The South Carolina Constitution includes a clause, known as a no-aid clause, that prohibits the state from using public funds to directly benefit private schools. In April 2021, a Catholic bishop and an association of private colleges and universities sued the state, arguing that South Carolina’s no-aid clause was motivated by discriminatory intent—including animus toward Catholics—and therefore violated the U.S. Constitution.
In September 2021, both sides filed summary-judgment motions in the trial court. In October 2021, Americans United filed an amicus brief in support of the state, defending the constitutionality of the state’s no-aid clause by detailing its history and explaining that it was not rooted in anti-Catholic animus.
In February 2022, the district court granted the state’s summary-judgment motion. On the plaintiffs’ claims of religious discrimination, it ruled that the no-aid clause was not based on discriminatory intent and did not have a discriminatory impact on religious schools.
The plaintiffs appealed that decision to the U.S. Court of Appeals for the Fourth Circuit.
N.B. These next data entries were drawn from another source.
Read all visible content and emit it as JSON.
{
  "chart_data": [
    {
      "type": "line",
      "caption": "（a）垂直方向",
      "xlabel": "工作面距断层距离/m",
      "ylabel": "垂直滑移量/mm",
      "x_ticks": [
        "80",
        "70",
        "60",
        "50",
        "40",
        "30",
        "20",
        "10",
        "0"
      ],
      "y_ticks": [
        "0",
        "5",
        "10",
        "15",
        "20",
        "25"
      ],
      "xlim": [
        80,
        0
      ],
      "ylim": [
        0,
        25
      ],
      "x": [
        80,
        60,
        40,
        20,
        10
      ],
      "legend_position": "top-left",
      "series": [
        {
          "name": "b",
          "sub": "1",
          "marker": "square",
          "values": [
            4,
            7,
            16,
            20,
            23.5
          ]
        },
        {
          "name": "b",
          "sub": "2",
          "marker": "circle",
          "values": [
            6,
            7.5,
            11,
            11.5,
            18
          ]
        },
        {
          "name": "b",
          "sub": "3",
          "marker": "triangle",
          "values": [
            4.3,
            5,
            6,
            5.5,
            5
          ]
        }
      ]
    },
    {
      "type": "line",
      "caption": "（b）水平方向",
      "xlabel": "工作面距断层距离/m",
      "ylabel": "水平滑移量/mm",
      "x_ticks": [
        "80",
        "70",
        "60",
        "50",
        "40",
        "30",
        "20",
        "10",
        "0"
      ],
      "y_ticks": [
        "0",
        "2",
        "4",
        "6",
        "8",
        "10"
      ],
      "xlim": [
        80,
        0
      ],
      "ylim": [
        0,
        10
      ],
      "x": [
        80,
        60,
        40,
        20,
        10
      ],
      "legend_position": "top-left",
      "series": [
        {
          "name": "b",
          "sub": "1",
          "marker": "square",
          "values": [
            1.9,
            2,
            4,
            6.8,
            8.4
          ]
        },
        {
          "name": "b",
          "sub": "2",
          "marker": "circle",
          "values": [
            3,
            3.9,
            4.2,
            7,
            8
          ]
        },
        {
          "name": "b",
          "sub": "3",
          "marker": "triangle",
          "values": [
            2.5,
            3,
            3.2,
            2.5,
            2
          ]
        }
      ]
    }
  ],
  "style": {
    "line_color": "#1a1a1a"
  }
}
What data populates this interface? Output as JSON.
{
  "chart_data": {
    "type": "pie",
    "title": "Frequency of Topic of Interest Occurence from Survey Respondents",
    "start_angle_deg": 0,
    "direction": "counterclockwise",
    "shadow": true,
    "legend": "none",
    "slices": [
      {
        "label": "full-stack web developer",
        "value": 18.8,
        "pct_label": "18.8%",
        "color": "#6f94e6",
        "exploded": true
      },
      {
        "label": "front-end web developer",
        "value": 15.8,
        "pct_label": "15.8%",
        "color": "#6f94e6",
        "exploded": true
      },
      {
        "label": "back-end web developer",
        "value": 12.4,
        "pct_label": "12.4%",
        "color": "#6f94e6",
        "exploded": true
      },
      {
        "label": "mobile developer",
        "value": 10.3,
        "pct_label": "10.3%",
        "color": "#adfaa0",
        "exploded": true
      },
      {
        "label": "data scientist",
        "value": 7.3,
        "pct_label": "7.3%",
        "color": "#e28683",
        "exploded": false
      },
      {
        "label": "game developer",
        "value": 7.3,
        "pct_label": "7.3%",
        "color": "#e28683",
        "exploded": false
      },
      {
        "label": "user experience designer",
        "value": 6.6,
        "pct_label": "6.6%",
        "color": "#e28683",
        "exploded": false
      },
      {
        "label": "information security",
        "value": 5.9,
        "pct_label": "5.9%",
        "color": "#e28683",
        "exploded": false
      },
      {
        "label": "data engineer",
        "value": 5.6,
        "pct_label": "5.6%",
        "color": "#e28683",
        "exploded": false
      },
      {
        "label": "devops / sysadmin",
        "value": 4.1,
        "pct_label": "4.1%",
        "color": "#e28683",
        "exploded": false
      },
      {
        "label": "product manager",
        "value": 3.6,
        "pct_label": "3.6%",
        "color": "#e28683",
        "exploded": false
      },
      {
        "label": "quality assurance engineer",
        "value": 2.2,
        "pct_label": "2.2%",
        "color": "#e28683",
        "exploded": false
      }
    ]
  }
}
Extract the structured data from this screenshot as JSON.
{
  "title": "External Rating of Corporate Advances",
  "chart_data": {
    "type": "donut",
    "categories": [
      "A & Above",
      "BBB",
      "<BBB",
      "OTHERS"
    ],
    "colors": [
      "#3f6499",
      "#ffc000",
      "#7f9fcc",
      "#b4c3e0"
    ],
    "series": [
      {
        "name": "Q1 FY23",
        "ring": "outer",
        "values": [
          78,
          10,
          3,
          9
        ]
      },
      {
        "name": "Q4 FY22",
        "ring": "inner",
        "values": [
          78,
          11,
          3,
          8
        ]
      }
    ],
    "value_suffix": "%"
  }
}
There, in May 2022, Americans United filed another amicus brief in support of the state’s no-aid clause. We explained that South Carolina’s no-aid clause was not motivated by anti-Catholic animus but was instead enacted to safeguard funding for the state’s developing public-education system and to prevent religious division. And at any rate, the no-aid clause was amended in 1972 to cover secular private schools, meaning that even if the previous version had been tainted by animus, the amended version was not.
On July 6, 2023, the Fourth Circuit dismissed the case as moot because all the funds sought by the plaintiff schools have already been disbursed.